Is the FTPA a success?

The Act could have led to a different outcome, had Labour decided not to support the vote. May was successful in calling Corbyn out to fight, but many in the Parliamentary Labour Party reportedly argued that Labour should instead have abstained on the vote and prevented the two-thirds majority being reached.

That would probably have led to a vote of confidence in the Government and would have put the Conservatives on the back foot over whether their MPs should support a vote of confidence against their own leader, to trigger the second clause.

More broadly, whether to keep the Act is its current form requires thinking about other circumstances in which it might work. Just because Theresa May got her early election does not mean the Act will always be used successfully in this way. A different parliamentary arithmetic could have led to another result, particularly if the Parliament contained a viable alternative coalition to the existing government.

The Act, in 2015, also provided another benefit: it allowed both Parliament and the civil service to plan, well in advance, what legislation, appointments and announcements would come. In 2005 and 2010, before FTPA, there was still a long expectation that an election might be coming. May’s decision (and lack of any prior hints) means there is now a mad scramble to finish or scrap legislation; many government announcements and decisions will now be pushed back or changed, under a new Conservative manifesto or indeed another party taking power.

Arguments for change

Despite the two-thirds vote working as it should, there are still a number of questions about the Act that need to be addressed.
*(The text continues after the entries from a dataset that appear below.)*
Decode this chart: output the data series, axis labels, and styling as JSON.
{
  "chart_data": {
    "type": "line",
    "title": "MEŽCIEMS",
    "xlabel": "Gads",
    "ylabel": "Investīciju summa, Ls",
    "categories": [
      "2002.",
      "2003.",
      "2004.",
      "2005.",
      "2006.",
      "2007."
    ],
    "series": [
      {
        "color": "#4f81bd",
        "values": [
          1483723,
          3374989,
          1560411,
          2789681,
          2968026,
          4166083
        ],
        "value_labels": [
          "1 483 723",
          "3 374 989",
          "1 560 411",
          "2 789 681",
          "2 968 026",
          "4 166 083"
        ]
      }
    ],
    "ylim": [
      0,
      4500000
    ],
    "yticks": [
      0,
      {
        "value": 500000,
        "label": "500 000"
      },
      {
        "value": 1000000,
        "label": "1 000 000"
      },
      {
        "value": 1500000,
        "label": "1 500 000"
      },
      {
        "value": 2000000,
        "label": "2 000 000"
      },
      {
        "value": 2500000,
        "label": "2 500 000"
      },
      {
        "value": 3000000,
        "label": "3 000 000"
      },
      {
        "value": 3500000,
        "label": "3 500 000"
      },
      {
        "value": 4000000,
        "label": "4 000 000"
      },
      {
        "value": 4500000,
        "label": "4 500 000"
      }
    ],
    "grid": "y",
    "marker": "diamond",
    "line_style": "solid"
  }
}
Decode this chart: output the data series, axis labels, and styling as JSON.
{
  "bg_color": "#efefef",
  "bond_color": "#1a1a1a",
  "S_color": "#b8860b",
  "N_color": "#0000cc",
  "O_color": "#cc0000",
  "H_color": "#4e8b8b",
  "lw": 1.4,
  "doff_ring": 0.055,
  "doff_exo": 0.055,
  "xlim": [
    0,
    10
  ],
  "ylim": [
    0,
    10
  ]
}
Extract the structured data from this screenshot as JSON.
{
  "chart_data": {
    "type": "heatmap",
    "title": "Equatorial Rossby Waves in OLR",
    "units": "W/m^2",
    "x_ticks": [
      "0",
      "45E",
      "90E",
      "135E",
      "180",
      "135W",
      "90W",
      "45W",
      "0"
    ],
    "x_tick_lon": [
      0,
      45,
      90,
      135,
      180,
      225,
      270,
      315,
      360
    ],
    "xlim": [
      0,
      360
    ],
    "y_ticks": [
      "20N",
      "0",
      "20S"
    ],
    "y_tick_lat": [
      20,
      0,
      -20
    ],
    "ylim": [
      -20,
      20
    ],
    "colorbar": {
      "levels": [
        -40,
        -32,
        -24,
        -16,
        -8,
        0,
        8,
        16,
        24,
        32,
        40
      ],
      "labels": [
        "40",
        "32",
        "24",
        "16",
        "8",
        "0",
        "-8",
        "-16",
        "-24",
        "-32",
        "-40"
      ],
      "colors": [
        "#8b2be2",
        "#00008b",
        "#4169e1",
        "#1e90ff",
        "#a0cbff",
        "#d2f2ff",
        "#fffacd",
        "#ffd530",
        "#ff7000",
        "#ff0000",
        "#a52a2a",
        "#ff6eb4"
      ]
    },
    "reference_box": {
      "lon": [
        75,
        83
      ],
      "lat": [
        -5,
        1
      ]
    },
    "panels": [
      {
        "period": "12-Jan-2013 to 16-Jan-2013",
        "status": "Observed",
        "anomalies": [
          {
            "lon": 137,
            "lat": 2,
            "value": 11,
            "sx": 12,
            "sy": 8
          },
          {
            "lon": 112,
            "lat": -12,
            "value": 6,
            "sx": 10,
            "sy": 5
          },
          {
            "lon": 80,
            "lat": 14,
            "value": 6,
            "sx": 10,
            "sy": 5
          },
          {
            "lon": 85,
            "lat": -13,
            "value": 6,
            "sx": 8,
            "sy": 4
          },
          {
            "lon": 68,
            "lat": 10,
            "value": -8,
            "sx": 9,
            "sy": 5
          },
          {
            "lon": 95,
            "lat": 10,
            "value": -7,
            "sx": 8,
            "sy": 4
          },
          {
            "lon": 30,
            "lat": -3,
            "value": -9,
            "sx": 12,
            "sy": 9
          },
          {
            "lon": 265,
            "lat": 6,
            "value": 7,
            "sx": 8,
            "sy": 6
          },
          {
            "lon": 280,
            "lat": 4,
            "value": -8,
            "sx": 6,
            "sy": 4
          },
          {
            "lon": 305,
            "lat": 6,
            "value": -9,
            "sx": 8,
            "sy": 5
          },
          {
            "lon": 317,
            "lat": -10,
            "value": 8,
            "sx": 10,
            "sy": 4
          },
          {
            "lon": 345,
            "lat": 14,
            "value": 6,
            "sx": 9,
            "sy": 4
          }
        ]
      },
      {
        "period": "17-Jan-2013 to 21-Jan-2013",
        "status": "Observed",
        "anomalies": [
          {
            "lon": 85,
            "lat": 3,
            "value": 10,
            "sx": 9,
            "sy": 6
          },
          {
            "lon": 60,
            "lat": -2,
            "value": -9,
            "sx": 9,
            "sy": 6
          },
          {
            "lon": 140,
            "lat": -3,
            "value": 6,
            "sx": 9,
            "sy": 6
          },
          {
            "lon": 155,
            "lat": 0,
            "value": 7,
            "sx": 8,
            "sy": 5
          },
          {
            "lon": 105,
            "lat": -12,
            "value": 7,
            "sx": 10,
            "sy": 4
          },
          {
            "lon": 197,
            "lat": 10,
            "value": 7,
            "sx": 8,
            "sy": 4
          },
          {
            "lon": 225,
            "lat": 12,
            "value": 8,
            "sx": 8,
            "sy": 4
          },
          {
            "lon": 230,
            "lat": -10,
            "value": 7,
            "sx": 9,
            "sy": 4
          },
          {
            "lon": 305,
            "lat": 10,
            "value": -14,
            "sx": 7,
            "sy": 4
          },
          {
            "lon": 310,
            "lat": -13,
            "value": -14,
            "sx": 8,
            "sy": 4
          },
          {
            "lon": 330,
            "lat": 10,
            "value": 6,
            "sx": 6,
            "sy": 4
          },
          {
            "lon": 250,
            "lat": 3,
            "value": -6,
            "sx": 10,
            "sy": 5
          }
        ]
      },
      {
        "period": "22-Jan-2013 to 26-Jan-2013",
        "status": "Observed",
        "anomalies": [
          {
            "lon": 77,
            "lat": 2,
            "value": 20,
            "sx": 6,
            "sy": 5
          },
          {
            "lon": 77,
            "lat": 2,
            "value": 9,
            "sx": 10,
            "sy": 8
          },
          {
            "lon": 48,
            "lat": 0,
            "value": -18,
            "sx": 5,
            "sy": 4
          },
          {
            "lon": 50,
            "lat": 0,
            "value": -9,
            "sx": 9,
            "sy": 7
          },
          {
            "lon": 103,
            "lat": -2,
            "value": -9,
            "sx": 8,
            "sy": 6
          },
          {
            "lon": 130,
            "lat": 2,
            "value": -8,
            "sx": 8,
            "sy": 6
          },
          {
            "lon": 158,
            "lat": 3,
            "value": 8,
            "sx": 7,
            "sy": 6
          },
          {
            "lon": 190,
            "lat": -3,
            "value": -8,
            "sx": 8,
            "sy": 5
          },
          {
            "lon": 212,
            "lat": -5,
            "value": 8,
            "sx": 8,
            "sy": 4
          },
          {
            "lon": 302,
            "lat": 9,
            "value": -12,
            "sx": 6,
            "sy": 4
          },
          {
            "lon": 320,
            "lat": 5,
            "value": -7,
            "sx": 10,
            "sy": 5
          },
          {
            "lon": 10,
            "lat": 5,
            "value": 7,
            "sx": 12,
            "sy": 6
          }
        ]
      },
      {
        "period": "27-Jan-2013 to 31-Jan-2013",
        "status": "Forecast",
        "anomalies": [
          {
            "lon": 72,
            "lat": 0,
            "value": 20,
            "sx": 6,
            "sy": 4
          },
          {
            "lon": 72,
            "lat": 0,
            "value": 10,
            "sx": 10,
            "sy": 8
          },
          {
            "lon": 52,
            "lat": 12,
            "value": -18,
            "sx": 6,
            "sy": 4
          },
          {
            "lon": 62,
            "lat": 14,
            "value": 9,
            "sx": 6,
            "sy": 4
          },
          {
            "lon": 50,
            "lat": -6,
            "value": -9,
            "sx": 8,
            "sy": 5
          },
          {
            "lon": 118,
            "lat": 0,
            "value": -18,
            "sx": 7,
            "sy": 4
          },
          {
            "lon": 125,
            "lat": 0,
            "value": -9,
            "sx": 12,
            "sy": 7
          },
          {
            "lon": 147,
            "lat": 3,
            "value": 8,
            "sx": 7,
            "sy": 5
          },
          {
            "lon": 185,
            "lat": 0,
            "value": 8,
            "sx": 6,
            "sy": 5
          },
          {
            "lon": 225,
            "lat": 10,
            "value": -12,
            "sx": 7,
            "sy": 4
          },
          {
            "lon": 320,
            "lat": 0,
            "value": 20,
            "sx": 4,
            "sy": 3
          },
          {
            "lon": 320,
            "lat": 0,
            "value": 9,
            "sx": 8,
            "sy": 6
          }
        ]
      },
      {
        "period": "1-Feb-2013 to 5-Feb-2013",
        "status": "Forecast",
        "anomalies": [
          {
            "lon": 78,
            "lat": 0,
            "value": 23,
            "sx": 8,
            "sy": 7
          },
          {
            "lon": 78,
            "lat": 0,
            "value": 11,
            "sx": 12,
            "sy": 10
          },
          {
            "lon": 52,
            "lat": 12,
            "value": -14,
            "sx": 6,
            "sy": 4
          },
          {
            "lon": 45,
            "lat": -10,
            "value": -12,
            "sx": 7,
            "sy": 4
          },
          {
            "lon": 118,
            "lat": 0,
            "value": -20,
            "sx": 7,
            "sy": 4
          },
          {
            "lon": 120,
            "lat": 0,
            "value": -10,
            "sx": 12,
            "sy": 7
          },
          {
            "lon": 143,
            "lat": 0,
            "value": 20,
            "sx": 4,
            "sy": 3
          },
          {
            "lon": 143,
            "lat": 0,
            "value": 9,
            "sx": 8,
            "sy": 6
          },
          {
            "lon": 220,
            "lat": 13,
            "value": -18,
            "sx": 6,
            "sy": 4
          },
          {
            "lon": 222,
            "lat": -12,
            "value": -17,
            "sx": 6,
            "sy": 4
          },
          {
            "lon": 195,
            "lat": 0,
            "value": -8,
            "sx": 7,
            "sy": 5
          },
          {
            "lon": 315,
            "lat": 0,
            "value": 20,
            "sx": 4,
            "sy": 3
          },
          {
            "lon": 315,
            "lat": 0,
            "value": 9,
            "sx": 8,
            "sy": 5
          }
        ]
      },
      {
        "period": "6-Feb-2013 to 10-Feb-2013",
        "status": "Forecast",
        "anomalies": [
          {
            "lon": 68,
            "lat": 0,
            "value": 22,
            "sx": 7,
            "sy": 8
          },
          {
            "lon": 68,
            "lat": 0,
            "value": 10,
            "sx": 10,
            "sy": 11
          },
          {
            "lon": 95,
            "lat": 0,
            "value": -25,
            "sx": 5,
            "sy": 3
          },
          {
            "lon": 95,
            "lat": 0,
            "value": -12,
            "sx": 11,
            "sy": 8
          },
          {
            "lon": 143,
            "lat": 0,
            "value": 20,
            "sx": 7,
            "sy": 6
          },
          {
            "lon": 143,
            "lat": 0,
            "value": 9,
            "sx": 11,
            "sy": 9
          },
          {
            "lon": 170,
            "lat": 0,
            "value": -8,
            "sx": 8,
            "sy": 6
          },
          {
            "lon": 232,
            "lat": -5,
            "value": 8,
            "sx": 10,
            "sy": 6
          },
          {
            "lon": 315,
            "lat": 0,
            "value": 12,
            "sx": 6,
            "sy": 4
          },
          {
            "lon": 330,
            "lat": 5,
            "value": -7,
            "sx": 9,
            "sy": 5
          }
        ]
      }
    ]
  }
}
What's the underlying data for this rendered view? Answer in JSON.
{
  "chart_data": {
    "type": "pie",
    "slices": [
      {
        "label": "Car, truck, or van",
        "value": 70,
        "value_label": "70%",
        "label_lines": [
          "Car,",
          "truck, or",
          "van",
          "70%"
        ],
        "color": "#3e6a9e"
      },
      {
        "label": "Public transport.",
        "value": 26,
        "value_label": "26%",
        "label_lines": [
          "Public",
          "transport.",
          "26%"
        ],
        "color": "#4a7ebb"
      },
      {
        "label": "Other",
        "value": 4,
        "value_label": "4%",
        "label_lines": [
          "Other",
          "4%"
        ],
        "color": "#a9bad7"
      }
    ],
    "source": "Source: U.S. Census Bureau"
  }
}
1. Whether, if the Act was repealed, the Government would be able to revert to prerogative powers – constitutional experts are divided on this. If it was repealed, Parliament would have to set a new statutory framework for dissolution.

2. As we have discussed previously, there are huge grey areas in how the Act would work if the other provision – a vote of no confidence – was used. The Act is silent on who continues to govern during the 14-day period in which a second Vote of Confidence must be held, or an election is called. Technically an alternative government could be formed to to see if it can get this vote.

3. As highlighted by my colleague Akash Paun, setting the date for the election is another issue. In the FTPA’s wording, the two third’s vote only ensures that an election must be called, but not when the date of the election must be set. The Prime Minister announced the 8 June date before the vote for dissolution. Formally, the Act says that after the vote it is on the advice of the Prime Minister that the Monarch sets the date. The Prime Minister would have carte blanche to dissolve Parliament at any point.

Where next?

We wait to see whether May’s experience of FTPA convinces her that it works, or whether a returned Tory government – if that is the election result – decides to repeal or amend the Act. It was due for review in 2020: that date may be pushed back or brought forward.

Certainly, there are many clauses in the FTPA which need greater clarity. But ultimately, the Act shows that it can work – both in holding a government and Parliament together for a full term when needed; but also in giving prime ministers, or even the Opposition, a chance to seize the initiative when circumstances dictate.


I am confused as you mention that the FTPA removed the prerogative to dissolve parliament; it actually protected the Royal Prerogative in S6(1) where it specifically protects the power of the monarchy to dissolve Parliament.

Hi, thanks for your comment. The Act gives Parliament the power to dissolve Parliament early and states that it must come on the 25th working day before the polling day chosen.

Interestingly, it is still the Oueen's prerogative power to decide the date of the election following such a vote (or vote of no confidence), but on the advice of the Prime Minister (so effectively the Prime Minister can decide when the election is and when Parliament dissolves).

The Section to which you refer is the continuing prerogative power to prorogue (i.e. suspend). Parliament. In modern times this is only used when the Parliament wishes to suspend early, including perhaps before a dissolution.

The act should be repealed. It should never have been enacted as it is a brake on the fluidity of the parliamentary process.